Les amis des sciences naturelles ne tarissaient pas sur l’éloge de son Traité sur l’Astronomie[3]. On ne parlait pas avec moins d’enthousiasme de son livre de la Pluralité des mondes[4], écrit plus de trois mille ans avant le chef-d’œuvre de notre Fontenelle. Je serais tenté de croire, par rapport à cette belle opinion philosophique si digne de la sagesse du père de la nature, puisqu’elle multiplie le nombre de ses adorateurs, qu’elle est née de l’intelligence d’Orphée pour se répandre ensuite, par l’intermède de ses disciples, en Asie et en Europe.
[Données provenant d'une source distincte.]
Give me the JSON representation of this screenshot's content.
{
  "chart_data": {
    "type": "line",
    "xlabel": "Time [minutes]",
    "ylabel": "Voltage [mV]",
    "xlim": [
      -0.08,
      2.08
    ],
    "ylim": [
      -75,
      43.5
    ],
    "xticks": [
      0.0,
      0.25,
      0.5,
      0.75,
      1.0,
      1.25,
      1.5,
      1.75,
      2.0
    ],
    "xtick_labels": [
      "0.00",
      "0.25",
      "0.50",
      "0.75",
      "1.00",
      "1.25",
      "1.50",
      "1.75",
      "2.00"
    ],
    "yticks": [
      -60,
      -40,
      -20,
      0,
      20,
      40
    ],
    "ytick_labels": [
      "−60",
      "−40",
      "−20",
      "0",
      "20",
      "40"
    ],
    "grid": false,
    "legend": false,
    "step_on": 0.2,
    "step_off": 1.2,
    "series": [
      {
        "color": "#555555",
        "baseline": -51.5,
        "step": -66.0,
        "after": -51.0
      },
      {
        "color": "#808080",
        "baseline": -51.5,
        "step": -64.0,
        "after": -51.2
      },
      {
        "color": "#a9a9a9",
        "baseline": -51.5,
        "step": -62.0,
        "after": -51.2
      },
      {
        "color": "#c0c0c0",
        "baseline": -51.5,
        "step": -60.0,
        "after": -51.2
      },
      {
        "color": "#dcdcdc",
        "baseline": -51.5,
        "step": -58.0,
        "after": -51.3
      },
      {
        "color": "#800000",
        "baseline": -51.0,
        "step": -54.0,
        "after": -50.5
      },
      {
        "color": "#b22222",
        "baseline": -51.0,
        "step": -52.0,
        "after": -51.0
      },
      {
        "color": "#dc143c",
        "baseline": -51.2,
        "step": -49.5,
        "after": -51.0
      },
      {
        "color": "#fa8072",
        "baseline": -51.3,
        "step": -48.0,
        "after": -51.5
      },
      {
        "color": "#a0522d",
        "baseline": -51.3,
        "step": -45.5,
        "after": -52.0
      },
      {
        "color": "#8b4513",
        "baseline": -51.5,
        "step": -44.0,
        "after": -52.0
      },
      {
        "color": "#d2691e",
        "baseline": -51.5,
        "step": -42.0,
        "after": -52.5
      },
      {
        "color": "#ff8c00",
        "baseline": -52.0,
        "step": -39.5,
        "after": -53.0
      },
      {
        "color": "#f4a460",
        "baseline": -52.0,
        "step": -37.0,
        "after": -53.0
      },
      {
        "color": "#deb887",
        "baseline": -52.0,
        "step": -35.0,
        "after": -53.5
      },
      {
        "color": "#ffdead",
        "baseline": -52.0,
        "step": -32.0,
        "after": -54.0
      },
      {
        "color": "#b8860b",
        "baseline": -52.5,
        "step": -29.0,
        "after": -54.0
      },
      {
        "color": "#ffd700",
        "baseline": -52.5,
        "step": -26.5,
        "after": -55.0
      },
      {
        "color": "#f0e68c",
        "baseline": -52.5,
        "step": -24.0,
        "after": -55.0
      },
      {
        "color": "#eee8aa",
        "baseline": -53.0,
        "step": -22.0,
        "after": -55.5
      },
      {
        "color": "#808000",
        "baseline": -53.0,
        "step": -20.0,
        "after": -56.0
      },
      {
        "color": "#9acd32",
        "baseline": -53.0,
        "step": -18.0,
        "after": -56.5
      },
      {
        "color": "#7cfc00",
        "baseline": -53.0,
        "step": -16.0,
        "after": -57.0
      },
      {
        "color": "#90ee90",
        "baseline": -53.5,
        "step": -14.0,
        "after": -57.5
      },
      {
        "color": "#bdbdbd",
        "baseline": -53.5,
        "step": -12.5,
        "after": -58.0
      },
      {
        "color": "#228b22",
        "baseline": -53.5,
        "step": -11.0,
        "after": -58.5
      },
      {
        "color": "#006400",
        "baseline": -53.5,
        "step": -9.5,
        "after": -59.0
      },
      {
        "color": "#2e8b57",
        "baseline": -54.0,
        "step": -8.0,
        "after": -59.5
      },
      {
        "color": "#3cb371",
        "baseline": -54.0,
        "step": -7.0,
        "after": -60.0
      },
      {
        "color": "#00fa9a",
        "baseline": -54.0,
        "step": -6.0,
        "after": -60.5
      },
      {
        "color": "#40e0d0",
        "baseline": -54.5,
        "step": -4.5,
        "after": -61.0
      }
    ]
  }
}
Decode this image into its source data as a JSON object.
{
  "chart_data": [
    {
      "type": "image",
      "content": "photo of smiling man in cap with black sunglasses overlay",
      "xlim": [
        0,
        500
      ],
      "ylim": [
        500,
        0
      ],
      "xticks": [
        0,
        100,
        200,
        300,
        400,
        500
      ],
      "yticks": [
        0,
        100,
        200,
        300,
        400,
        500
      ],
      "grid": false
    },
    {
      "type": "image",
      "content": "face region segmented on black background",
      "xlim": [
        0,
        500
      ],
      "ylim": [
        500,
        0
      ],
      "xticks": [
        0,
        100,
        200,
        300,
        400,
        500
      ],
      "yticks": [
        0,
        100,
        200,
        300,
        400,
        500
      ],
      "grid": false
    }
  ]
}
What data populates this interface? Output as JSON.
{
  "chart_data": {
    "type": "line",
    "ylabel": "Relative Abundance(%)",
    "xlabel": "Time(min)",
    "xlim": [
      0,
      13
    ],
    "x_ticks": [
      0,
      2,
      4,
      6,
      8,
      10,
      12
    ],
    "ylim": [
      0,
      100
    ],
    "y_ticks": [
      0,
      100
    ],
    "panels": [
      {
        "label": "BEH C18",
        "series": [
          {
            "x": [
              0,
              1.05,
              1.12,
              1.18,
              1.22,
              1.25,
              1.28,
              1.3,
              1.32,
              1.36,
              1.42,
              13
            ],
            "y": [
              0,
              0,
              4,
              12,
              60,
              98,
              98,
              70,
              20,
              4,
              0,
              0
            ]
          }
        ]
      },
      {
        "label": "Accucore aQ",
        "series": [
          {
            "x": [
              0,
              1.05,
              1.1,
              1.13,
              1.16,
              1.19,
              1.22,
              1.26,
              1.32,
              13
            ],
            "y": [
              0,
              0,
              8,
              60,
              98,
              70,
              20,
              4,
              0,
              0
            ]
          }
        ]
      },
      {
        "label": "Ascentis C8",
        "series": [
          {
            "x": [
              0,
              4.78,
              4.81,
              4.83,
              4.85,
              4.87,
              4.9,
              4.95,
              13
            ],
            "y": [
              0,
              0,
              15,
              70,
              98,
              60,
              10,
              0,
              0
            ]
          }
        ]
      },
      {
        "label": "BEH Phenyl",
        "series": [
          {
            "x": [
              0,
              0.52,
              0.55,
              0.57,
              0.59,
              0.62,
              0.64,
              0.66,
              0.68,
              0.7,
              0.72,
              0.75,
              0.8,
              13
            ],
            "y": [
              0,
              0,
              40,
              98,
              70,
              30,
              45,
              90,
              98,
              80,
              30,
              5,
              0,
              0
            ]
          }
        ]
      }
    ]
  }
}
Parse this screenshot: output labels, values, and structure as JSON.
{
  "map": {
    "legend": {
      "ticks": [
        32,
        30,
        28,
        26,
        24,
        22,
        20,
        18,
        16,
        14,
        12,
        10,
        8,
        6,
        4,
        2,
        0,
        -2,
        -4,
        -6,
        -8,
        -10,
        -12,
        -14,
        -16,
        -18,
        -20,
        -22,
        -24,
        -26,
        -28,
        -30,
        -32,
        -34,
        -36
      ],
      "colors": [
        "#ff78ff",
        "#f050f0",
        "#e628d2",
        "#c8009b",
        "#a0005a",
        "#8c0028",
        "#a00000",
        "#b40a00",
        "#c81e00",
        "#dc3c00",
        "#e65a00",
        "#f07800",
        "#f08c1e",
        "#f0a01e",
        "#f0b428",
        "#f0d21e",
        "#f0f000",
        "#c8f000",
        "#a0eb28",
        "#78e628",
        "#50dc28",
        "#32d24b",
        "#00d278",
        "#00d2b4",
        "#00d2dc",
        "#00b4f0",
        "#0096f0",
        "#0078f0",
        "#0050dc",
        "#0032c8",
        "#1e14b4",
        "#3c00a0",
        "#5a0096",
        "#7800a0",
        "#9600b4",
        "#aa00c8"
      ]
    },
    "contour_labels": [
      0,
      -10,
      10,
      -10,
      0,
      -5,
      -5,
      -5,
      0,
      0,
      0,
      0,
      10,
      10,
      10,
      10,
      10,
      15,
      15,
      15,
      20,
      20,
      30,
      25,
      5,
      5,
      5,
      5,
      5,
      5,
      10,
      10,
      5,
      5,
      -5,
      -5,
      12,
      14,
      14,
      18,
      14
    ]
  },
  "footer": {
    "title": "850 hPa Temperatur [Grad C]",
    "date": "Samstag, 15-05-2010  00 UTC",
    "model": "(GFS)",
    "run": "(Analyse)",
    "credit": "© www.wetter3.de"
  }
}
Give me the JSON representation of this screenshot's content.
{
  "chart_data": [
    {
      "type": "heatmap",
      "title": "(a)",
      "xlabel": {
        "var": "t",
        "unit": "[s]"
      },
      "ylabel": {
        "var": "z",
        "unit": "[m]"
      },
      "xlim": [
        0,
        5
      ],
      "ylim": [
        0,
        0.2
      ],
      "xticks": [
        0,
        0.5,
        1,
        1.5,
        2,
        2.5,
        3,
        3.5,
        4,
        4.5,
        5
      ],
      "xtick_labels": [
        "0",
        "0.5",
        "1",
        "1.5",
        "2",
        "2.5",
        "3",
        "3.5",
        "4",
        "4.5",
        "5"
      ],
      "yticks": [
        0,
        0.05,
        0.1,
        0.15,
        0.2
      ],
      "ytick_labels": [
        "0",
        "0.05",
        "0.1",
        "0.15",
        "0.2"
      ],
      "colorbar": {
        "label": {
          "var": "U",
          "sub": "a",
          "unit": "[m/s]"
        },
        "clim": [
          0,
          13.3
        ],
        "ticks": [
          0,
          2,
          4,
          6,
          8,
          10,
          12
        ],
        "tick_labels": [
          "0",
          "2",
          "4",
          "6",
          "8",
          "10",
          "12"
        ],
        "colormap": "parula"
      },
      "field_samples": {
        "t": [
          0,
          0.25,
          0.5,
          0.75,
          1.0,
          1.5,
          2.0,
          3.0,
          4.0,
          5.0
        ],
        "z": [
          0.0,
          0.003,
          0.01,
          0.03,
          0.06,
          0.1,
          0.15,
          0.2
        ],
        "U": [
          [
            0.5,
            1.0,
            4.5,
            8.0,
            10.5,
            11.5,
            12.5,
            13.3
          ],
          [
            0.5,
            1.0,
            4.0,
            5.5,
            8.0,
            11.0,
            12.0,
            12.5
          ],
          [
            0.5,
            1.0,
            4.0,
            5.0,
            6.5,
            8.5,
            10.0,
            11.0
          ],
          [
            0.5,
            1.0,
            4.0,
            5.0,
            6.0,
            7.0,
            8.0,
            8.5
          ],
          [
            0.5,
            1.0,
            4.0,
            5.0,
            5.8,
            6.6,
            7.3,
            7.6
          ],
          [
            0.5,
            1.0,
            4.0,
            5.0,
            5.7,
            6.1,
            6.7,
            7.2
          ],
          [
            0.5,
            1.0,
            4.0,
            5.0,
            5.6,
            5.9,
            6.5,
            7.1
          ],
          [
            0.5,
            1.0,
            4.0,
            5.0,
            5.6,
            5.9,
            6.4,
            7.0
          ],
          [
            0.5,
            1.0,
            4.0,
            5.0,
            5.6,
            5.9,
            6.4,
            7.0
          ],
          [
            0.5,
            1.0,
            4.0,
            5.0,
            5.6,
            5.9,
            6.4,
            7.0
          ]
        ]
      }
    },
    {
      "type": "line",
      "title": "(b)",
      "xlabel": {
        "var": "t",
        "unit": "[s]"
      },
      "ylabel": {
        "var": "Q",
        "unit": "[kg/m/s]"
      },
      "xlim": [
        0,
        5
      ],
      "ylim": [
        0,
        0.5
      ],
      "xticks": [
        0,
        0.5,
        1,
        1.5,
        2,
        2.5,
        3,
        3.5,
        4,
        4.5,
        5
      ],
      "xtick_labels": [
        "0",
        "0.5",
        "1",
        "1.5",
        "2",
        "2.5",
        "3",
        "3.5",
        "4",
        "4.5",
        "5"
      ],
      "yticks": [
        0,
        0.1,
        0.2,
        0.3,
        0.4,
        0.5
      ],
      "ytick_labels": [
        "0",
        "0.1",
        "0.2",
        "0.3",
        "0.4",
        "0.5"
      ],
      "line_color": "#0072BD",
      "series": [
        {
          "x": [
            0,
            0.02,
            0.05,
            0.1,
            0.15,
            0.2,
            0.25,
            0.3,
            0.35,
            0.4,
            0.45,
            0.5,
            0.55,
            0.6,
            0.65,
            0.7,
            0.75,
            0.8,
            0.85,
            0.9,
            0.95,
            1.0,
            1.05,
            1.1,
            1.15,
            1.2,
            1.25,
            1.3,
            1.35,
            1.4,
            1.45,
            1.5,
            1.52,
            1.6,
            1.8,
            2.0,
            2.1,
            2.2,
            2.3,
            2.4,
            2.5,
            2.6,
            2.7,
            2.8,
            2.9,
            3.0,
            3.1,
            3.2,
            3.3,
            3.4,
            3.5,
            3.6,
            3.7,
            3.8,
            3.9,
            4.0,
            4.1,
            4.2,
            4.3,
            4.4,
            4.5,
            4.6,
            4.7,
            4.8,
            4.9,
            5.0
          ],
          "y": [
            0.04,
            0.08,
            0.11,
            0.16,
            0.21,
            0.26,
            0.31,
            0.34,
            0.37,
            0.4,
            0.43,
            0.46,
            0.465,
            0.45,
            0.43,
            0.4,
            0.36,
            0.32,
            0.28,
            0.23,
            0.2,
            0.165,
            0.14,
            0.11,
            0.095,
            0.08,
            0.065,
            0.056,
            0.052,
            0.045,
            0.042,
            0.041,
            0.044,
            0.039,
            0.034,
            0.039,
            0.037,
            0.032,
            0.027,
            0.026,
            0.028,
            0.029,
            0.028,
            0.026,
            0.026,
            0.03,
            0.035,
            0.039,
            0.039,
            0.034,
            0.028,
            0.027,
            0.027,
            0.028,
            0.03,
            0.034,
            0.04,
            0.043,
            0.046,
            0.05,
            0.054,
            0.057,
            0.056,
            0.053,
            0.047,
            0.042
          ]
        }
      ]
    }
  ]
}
Il est certain du moins que les philosophes grecs qui ont propagé la doctrine de la pluralité des mondes, tels qu’Anaximandre, Anaxagore, Zénon d’Elée, Démocrite, Platon et Epicure[5], sont tous postérieurs de plusieurs siècles au législateur de la Thrace. On arrive ensuite, par une chaîne d’écrivains du moyen-âge, jusqu’à un enthousiaste du nom de David Fabricius, qui n’est point le savant auteur de la Bibliothèque grecque, et qui s’est vanté dans les universités d’Allemagne d’avoir vu les habitans de la lune de ses propres yeux et sans le secours d’aucun télescope[6].

  1. In Phocid.
  2. Ovid. Metamorphos., lib. 10, vers 83.
  3. Nous apprenons, par un dialogue de Lucien sur cette matière, qu’Orphée, qui dans ses voyages avait probablement visité l’observatoire de Babylone, avait le premier donné aux Grecs des élémens d’astronomie.
  4. Plutarch. De placitis philosophor., lib. 2 ; Euseb. Præparat. evangel. lib. 15, et Stob. Eclog. physic. 54.
  5. Stobeus, Eclog. physic. ; Plutarch. De placit. philosophor. et Sympos. Plat. in Conviv. et Cicer. de Natur. Deor., lib I.
  6. Fabric. Bibl. Græc. t. Ier, p. 179.